Perhaps this is some of the reason for the recent price run from $14 to $20 (up from $8 at its low), the confidence by the market this growth engine for Dow will remain not only part of it but a substantial contributor to earnings as we go forward.
Now of course until they actually come out ans say “Dow Ag is of the block”, anything is possible. But given recent statements and actions, one would have to think an outright sales at this point is remote.
Disclosure (“none” means no position):Long DOW
6 replies on “More Evidence Dow Ag Will Not Be Sold”
Todd, what is your estimate of Borders' intrinsic value?
Ben,
Borders is deteriorating rapidly for me.

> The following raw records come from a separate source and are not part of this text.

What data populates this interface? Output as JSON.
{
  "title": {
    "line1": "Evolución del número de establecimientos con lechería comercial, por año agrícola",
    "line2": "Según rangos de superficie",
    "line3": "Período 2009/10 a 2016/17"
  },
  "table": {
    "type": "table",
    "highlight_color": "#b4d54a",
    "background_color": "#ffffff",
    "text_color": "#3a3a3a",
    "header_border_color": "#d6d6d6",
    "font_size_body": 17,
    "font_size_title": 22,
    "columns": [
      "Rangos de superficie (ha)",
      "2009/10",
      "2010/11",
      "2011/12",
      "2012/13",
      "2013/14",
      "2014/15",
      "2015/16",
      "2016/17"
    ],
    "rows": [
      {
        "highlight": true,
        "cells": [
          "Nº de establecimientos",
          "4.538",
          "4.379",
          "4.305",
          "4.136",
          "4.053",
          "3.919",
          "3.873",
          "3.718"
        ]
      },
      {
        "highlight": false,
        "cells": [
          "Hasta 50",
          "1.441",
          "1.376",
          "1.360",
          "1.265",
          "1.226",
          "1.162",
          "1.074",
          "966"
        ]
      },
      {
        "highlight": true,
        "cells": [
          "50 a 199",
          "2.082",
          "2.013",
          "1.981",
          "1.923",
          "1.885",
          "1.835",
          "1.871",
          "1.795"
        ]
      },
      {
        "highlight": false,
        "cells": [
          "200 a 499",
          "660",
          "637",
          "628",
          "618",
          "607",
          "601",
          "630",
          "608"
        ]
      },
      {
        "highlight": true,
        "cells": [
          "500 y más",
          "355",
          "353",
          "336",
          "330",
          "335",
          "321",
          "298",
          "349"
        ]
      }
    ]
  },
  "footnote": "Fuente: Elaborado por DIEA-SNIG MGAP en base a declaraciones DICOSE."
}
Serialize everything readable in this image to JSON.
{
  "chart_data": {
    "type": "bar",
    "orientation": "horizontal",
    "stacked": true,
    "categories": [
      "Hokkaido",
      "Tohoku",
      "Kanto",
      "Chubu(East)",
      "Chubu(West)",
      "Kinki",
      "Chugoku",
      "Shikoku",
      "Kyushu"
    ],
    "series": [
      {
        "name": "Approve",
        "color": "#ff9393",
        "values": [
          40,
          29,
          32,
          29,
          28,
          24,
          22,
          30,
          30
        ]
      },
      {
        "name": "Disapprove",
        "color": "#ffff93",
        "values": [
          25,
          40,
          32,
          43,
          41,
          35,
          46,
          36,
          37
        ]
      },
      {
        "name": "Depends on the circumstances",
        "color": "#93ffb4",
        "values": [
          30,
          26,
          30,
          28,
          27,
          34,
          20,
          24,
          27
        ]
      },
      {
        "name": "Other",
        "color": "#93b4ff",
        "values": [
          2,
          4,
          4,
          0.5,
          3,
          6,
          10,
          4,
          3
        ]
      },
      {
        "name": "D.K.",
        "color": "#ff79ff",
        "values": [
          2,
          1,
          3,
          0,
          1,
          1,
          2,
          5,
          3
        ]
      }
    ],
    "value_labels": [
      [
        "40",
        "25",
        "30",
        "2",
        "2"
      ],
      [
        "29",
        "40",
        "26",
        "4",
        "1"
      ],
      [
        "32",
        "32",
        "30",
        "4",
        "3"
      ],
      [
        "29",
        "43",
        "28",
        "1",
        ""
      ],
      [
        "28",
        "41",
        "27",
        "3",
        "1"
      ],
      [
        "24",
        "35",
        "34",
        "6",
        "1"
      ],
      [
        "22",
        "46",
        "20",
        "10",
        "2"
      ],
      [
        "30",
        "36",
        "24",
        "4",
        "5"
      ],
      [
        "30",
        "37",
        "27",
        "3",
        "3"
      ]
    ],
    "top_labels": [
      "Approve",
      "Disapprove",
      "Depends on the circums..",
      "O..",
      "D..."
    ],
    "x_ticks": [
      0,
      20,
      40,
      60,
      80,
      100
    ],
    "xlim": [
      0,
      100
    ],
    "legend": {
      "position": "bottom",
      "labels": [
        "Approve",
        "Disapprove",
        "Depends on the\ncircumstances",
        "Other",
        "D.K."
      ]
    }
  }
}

I sold 1/2 my position this week on Thursday and will sell the rest on the next run up….
My feeling is they are being left behind online/mobile esp. considering BKS recent reader announcement and their popularity of their iphone apps (more so than AMZN)…
There still is probably value there but IMO it is becoming less as I feel mobile/reader is the future…
That being said, I made a paltry 5% on the first batch I sold this week and unless something dramatic happens, expect about the same on the rest…I just see other /better opps now and aren't seeing real progress there…
Hmmm, I would assume that Ack is looking to put BGP back on the auction block as quickly as possible.
I would think as soon as credit markets loosen up a bit…i think in the last letter he said his cost basis was now around $7.
What do you think the intrinsic value/liquidation value is, like $10?
Current book value of Borders is $2.95 per share. As of May 2nd, inventory is $893 million; that inventory is largely books. Book are notorious for selling at deep discounts once they're no longer popular and are "remaindered"; more than a few retailers make their living selling remaindered books at 50-75% off the cover price.
It seems reasonable to assume that a large proportion of Borders' inventory is popular books, and that a liquidation sale would be conducted in a way that would fetch remaindered prices for them. Borders ain't General Motors, and bankruptcy court is usually slow.
Myself, I would knock 50% off the value of Border's inventory as a rough estimate of its liquidation value. A conservative appraiser would likely knock off 70-90%. Doing so makes the book value negative.
In order to make up for the 50% inventory bite, the fixed assets would have to be sold at liquidation for $446.5 million more than their book value net of depreciation.
Ben's evidently hoping that those fixed assets sell for close to their gross value. For $10 per share in liquidation value, there would have to be $600.5 million in shareholders' equity left after liquidating. Current shareholders' equity is $177.6 million. Given that inventory bite, the fixed assets would have to sell for $869.4 million more than their recorded value net of depreciation. [$600.5 million = current shareholder's equity of $177.6 million plus expected liquidation gain from fixed assets minus estimated inventory loss of $446.5 million.]
Accumulated depreciation is about $1.128 billion. For $10, given those assumptions, 77% of it would have to be captured in a liquidation sale.
I can't give an answer to Ben's question to Tom, as I don't even know what proportion of the fixed assets are in fact real estate, but that depreciation-capture rate seems pretty high given the current real-estate market. There's already a lot of liquidation properties overhanging the residential real estate market; I don't know how much is overhanging the retail end of the commerical real-estate sector, nor how much would overhang by the time Border's real estate would be sold in a liquidation sale.
That's the irony in using adjusted real-estate value as a measure of intrinsic value. Unless the company goes under in a time of general prosperity, the adjusted values are unlikely to be fetched in a liquidation.